Breakfast cereal made by Weetabix

Weetos is a brand of chocolate-flavoured breakfast cereal produced by Weetabix Food Company. The name comes from the fact that its primary ingredient is wheat (Weet-) and the cereal pieces are in O shapes (-Os), the same naming convention that is used on the company's flagship cereal Weetabix (Wheat Biscuits).

The brand initially began with the Weetos cereal, officially known as Weetos Chocolate Flavour, and has expanded to include Weetos Meteors, Weetos Bars (which are cereal snacks in bar-form), and Weetos vs. Alien Invaders.

==History==
Weetos has been marketed primarily toward children and younger consumers by the Weetabix Food Company and, as a result, has a long history with mascots. The original mascot, introduced in 1987, was a skateboarder named Derek, who "found life really boring, until new Weetos came out of the blue!", delivered in a broad West Midlands accent. From 1992, the breakfast mascot was Professor Weeto, an elderly gentleman dressed in a white labcoat, whose remaining hair was white and who wore a pair of spectacles constructed from two large Weetos pieces. He was the mascot that acted as the creator and sole advertiser for the cereal. In 2010, he was replaced by The Weeto, a strong Weeto with arms and legs who'd do anything to get into the cereal for children.

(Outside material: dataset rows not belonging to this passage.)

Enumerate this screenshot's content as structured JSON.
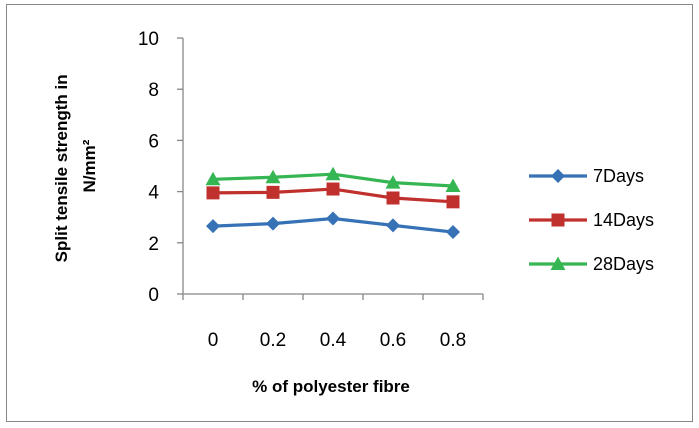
{
  "chart_data": {
    "type": "line",
    "x": [
      0,
      0.2,
      0.4,
      0.6,
      0.8
    ],
    "x_tick_labels": [
      "0",
      "0.2",
      "0.4",
      "0.6",
      "0.8"
    ],
    "xlabel": "% of polyester fibre",
    "ylabel": [
      "Split tensile strength in",
      "N/mm²"
    ],
    "ylim": [
      0,
      10
    ],
    "y_ticks": [
      0,
      2,
      4,
      6,
      8,
      10
    ],
    "grid": false,
    "legend": "right",
    "series": [
      {
        "name": "7Days",
        "values": [
          2.65,
          2.75,
          2.95,
          2.68,
          2.42
        ],
        "color": "#3672b5",
        "marker": "diamond"
      },
      {
        "name": "14Days",
        "values": [
          3.95,
          3.97,
          4.1,
          3.75,
          3.6
        ],
        "color": "#c0312d",
        "marker": "square"
      },
      {
        "name": "28Days",
        "values": [
          4.48,
          4.56,
          4.68,
          4.35,
          4.22
        ],
        "color": "#35b653",
        "marker": "triangle"
      }
    ]
  }
}
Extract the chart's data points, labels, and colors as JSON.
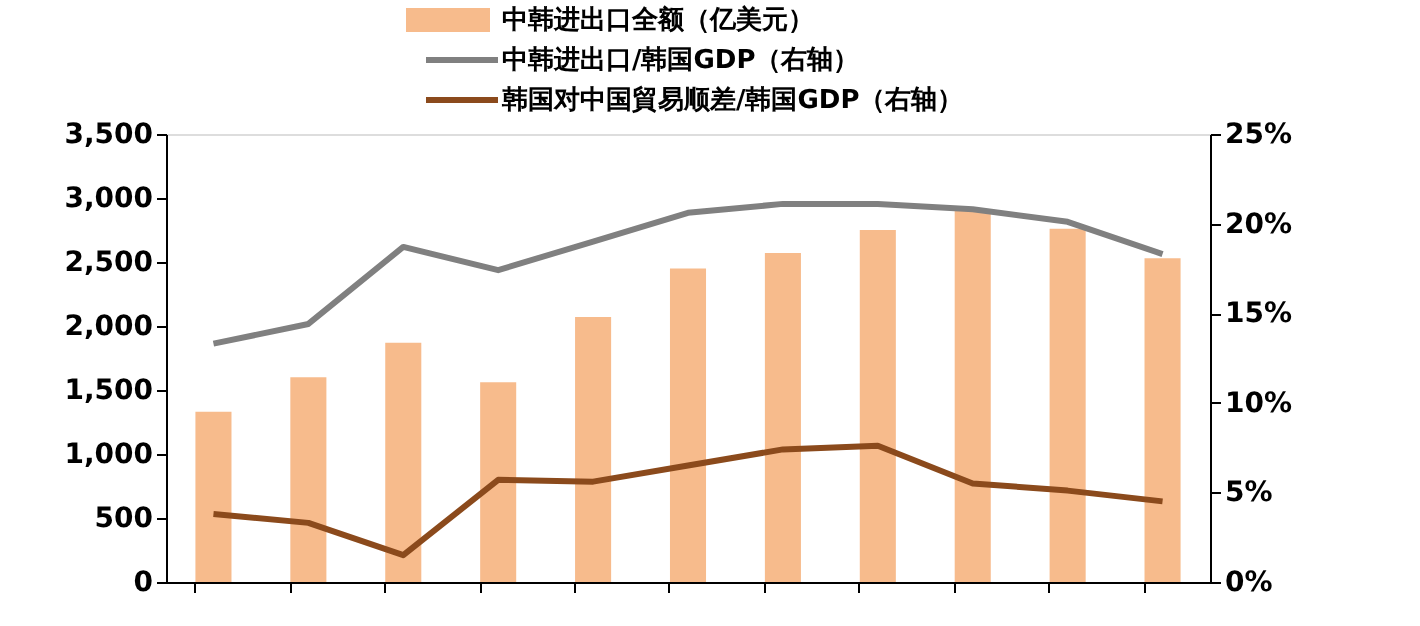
{
  "chart_data": {
    "type": "bar",
    "categories": [
      null,
      null,
      null,
      null,
      null,
      null,
      null,
      null,
      null,
      null,
      null
    ],
    "series": [
      {
        "name": "中韩进出口全额（亿美元）",
        "color": "#f7bb8c",
        "values": [
          1330,
          1600,
          1870,
          1560,
          2070,
          2450,
          2570,
          2750,
          2900,
          2760,
          2530
        ]
      },
      {
        "name": "中韩进出口/韩国GDP（右轴）",
        "type": "line",
        "axis": "y2",
        "color": "#808080",
        "values": [
          13.3,
          14.4,
          18.7,
          17.4,
          19.0,
          20.6,
          21.1,
          21.1,
          20.8,
          20.1,
          18.3
        ]
      },
      {
        "name": "韩国对中国貿易顺差/韩国GDP（右轴）",
        "type": "line",
        "axis": "y2",
        "color": "#8b4a1c",
        "values": [
          3.8,
          3.3,
          1.5,
          5.7,
          5.6,
          6.5,
          7.4,
          7.6,
          5.5,
          5.1,
          4.5
        ]
      }
    ],
    "ylim": [
      0,
      3500
    ],
    "yticks": [
      0,
      500,
      {
        "value": 1000,
        "label": "1,000"
      },
      {
        "value": 1500,
        "label": "1,500"
      },
      {
        "value": 2000,
        "label": "2,000"
      },
      {
        "value": 2500,
        "label": "2,500"
      },
      {
        "value": 3000,
        "label": "3,000"
      },
      {
        "value": 3500,
        "label": "3,500"
      }
    ],
    "y2lim": [
      0,
      25
    ],
    "y2ticks": [
      {
        "value": 0,
        "label": "0%"
      },
      {
        "value": 5,
        "label": "5%"
      },
      {
        "value": 10,
        "label": "10%"
      },
      {
        "value": 15,
        "label": "15%"
      },
      {
        "value": 20,
        "label": "20%"
      },
      {
        "value": 25,
        "label": "25%"
      }
    ],
    "grid": false,
    "legend": "top",
    "line_style": "solid"
  }
}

In 2006, Weetabix Food Company lowered the amount of sugar present in Weetos by over 35% as part of a drive to appeal to health conscious parents, which resulted in a change of flavour. This was coupled with the dropping of long-running mascot Professor Weeto in favour of neutral images of children participating in various sports.

==Products==

===Weetos Chocolate Flavour===
Weetos is packaged in a brown rectangular cardboard box with the logo and an advert of whatever toy is inside.

Ingredients include wholegrain wheat (41%), wheat flour, sugars, cocoa powder, vegetable oil, milk powder and various vitamins and minerals.

===Weetos Meteors===
Launched in 2008, Weetos Meteors is a space-themed cereal that combines the original O-shape pieces with star and meteor shapes ones. It is one of the few breakfast cereals that directly advertises to children seeing as it is not high in fat, salt and sugar (HFSS) and as a result, doesn't qualify for Ofcom's ban on promotional tie-ups with HFSS food products.

===Weetos vs. Alien Invaders===
Launched in 2011, Weetos vs. Alien Invaders contains both the original O-shaped pieces along with three ringed alien pieces.

===Weetos Bar===
Weetos is also available in a 20g cereal bar. They contain chocolate flavour wheat hoops and form a soft and chewy bar, with a layer of milk chocolate on the bottom, and are individually wrapped.